China buys soybeans from the US strategically, or when they tend to be lower in price, said Hurt. Looking at past sales and exports, the first part of the marketing year from September through December tended to see the largest sales.
“We were sell or shipping to China 300m bushels of soybeans a month in October and November – that’s about the total production of Indiana – that was the amount we were selling to China per month in that peak time period at harvest time,” he said. “This is when China buys the beans. If you add December, that’s 800m bushels in October, November and December in 2016.”
Sales were strong in January and started to fade in February, he said. “We sell about 92% of all the beans we’re going to ship to China in the first half of the marketing year,” he added.
“If we’ve settled tomorrow the trade differences with China we’ve already missed probably a substantial portion of getting the vessels scheduled in to load these beans that are expected to be in West Coast ports and in New Orleans and Gulf ports in the next 30 or 60 days,” Hurt said. “We’ve already missed that and we’re certainly not going to settle tomorrow the trade disputes with China.”
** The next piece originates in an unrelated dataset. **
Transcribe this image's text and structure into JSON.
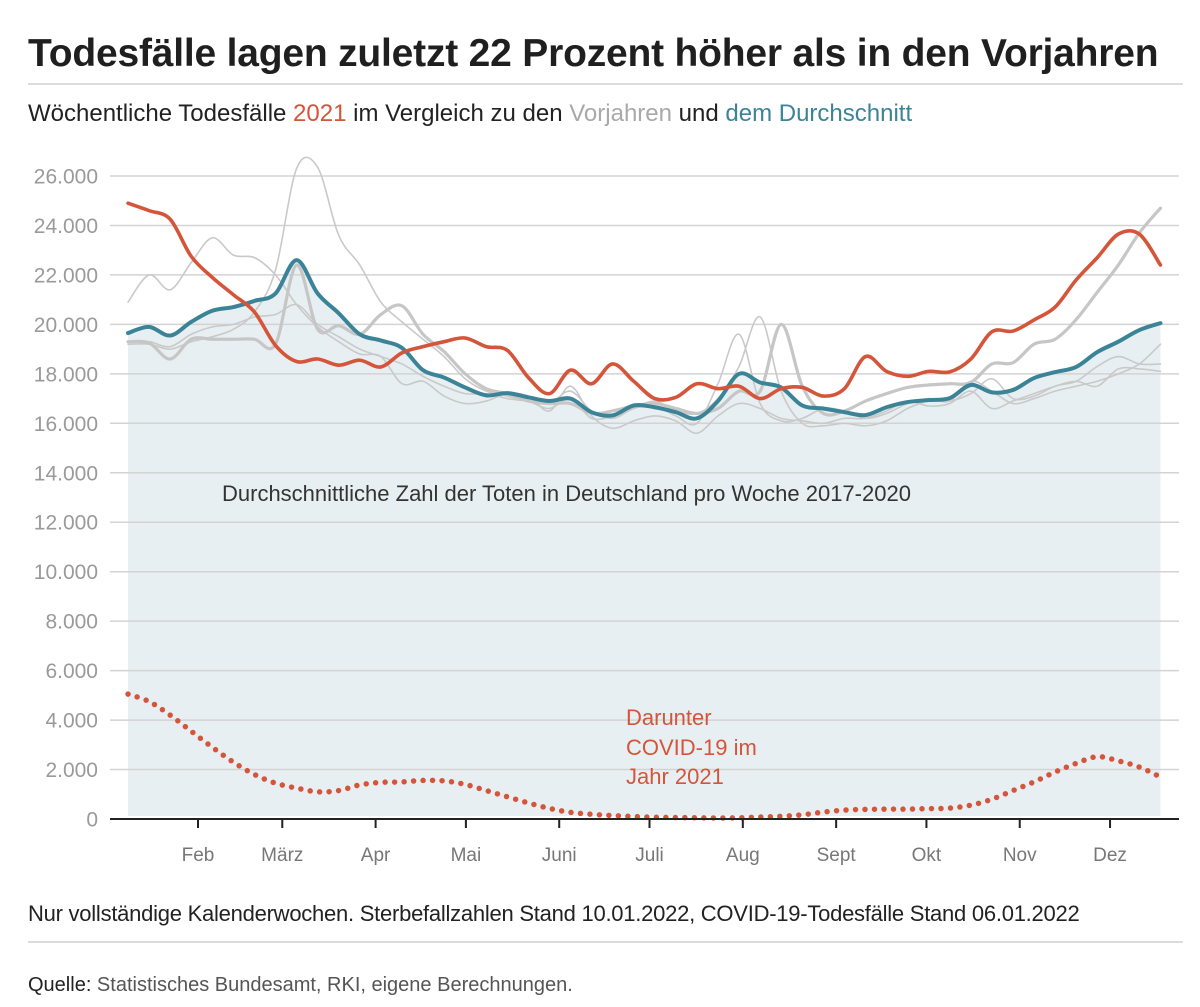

There also appears to be evidence that there could be a long-term escalation of the trade conflict, he said. “We’ve already approved another $200bn of US tariffs on goods that China sends to us – that is approved and can be put into place any time, and then the Trump admin has another $267bn of additional tariffs they’re talking about,” he added.
If the trade tension continues into the autumn the concern increases, added Mintert. It also could continue to narrow the current range for soybean price toward the lower end.
Additionally, as soybeans are exported to other buyers like countries in Europe there may need to be a new series of logistics put in place, said Hurt. Previously, soybean logistics focused on shipping from the West Coast, which is the wrong side of the country for shipments going elsewhere.